Our team, Autonomous Ground Vehicle Research Group, was one of the top 13 teams to get selected for the final round of the Mahindra Rise Prize challenge out of more than 400 organisations. We were entrusted with the task to convert the Mahindra e2o electric vehicle into a fully autonomous vehicle. AGV lab is one of the few labs in the country having state of the art sensors used for autonomous driving like the Velodyne 32E 3D Lidar, Bumblebee Stereo cam, Vector-Nav Inertial measurement units, Hokuyo 2D Lidars, etc. The entire group was working on this project. I will briefly describe the modules that I have worked on and give an overview of the work being done on the other modules.
The first task to be worked upon was to make the e2o controllable using the joystick. The car came preinstalled with the motors for steering control and gas pedal-brake. Moreover, the car could be interfaced using the CAN protocol. CAN stands for Controller Area Network and it allows microcontrollers and devices to communicate with each other in applications without a host computer. With the help of CAN, the various electronic devices can exchange information with each other over a common serial bus. The other benefit of using the CAN protocol is that we can provide priority-based commands to the vehicle and thus it can handle the emergency situations without much trouble. We mapped the joystick buttons for different CAN commands like the velocity increment-decrement, steering angle increment-decrement, headlights, indicator lights, etc with the help of ROS environment. The video below shows the testing of drive-by-wire control.

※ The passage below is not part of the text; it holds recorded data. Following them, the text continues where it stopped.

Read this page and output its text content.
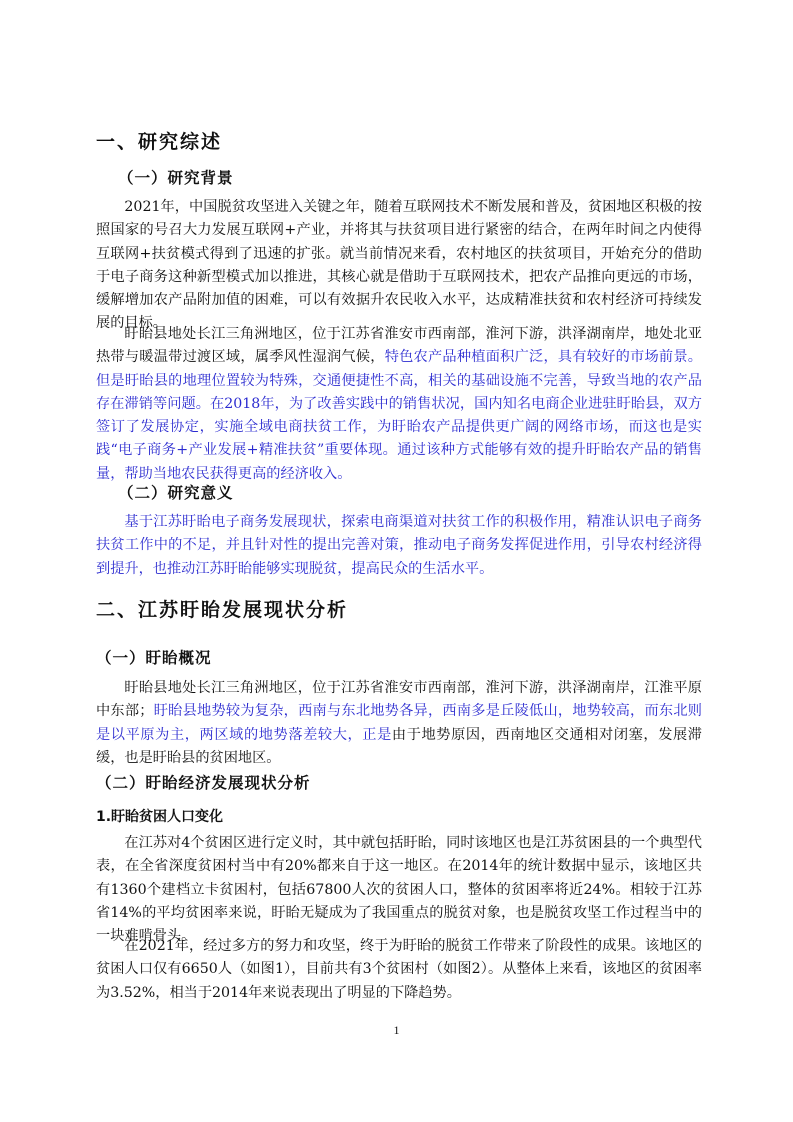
一、研究综述
（一）研究背景

2021年，中国脱贫攻坚进入关键之年，随着互联网技术不断发展和普及，贫困地区积极的按照国家的号召大力发展互联网+产业，并将其与扶贫项目进行紧密的结合，在两年时间之内使得互联网+扶贫模式得到了迅速的扩张。就当前情况来看，农村地区的扶贫项目，开始充分的借助于电子商务这种新型模式加以推进，其核心就是借助于互联网技术，把农产品推向更远的市场，缓解增加农产品附加值的困难，可以有效据升农民收入水平，达成精准扶贫和农村经济可持续发展的目标。

盱眙县地处长江三角洲地区，位于江苏省淮安市西南部，淮河下游，洪泽湖南岸，地处北亚热带与暖温带过渡区域，属季风性湿润气候，特色农产品种植面积广泛，具有较好的市场前景。但是盱眙县的地理位置较为特殊，交通便捷性不高，相关的基础设施不完善，导致当地的农产品存在滞销等问题。在2018年，为了改善实践中的销售状况，国内知名电商企业进驻盱眙县，双方签订了发展协定，实施全域电商扶贫工作，为盱眙农产品提供更广阔的网络市场，而这也是实践“电子商务+产业发展+精准扶贫”重要体现。通过该种方式能够有效的提升盱眙农产品的销售量，帮助当地农民获得更高的经济收入。

（二）研究意义

基于江苏盱眙电子商务发展现状，探索电商渠道对扶贫工作的积极作用，精准认识电子商务扶贫工作中的不足，并且针对性的提出完善对策，推动电子商务发挥促进作用，引导农村经济得到提升，也推动江苏盱眙能够实现脱贫，提高民众的生活水平。

二、江苏盱眙发展现状分析
（一）盱眙概况

盱眙县地处长江三角洲地区，位于江苏省淮安市西南部，淮河下游，洪泽湖南岸，江淮平原中东部；盱眙县地势较为复杂，西南与东北地势各异，西南多是丘陵低山，地势较高，而东北则是以平原为主，两区域的地势落差较大，正是由于地势原因，西南地区交通相对闭塞，发展滞缓，也是盱眙县的贫困地区。

（二）盱眙经济发展现状分析
1.盱眙贫困人口变化

在江苏对4个贫困区进行定义时，其中就包括盱眙，同时该地区也是江苏贫困县的一个典型代表，在全省深度贫困村当中有20%都来自于这一地区。在2014年的统计数据中显示，该地区共有1360个建档立卡贫困村，包括67800人次的贫困人口，整体的贫困率将近24%。相较于江苏省14%的平均贫困率来说，盱眙无疑成为了我国重点的脱贫对象，也是脱贫攻坚工作过程当中的一块难啃骨头。

在2021年，经过多方的努力和攻坚，终于为盱眙的脱贫工作带来了阶段性的成果。该地区的贫困人口仅有6650人（如图1），目前共有3个贫困村（如图2）。从整体上来看，该地区的贫困率为3.52%，相当于2014年来说表现出了明显的下降趋势。

1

Sensor setup and Localisation
The next step to achieve was to set up the sensors on the car and implement accurate localisation for the vehicle. The vehicle had inbuilt encoders, but it would give the velocity feedback with a least count of 1km/hr which was not up to the mark. Thus we designed the mounts and coupled two external rotary encoders on each of the rear wheels. An Inertial Measurement Unit was mounted on the interior of the vehicle, and the Global positioning system was also attached. The Lidar mounts were also being prepared simultaneously. After installation of the sensors, the data from various sensors had to be fused to provide accurate odometry output. The odometry data from both the encoders were combined with the inertial data from the IMU and GPS with the help of an extended Kalman filter to provide a filtered output. The final part was to perform the loop closure test to check the accuracy of the localisation. After changing a few parameters, we got an almost perfect loop closure.
Lateral and Longitudinal Controls
This was a very crucial and time-taking part. Various controllers were tested for the longitudinal velocity control like the normal PID controller and the adaptive PID controller. The tests were done on a simulator before testing them on a car. Various methods were tried for the lateral controls of the car by considering a kinematic model as well as a dynamic model of the vehicle. The full blog on this project can found here.
Path Planning and trajectory generation
The work is currently going on for this module. The problem of planning can be divided into two parts- a global plan and a local plan. The global plan is a permanent path from the initial point to the end point and it remains constant whereas the local plan is limited to a certain distance and it keeps on updating based on the current configuration of the vehicle. We tested and tuned the Dijkstra based global planner available for ROS along with the Time elastic band local planner. The ROS move-base package was used for achieving the goals set by the planner.
Currently work is going on for different modules like vision, Simultaneous localisation and mapping and planning. I am currently working on the advanced controls and planning part for the vehicle.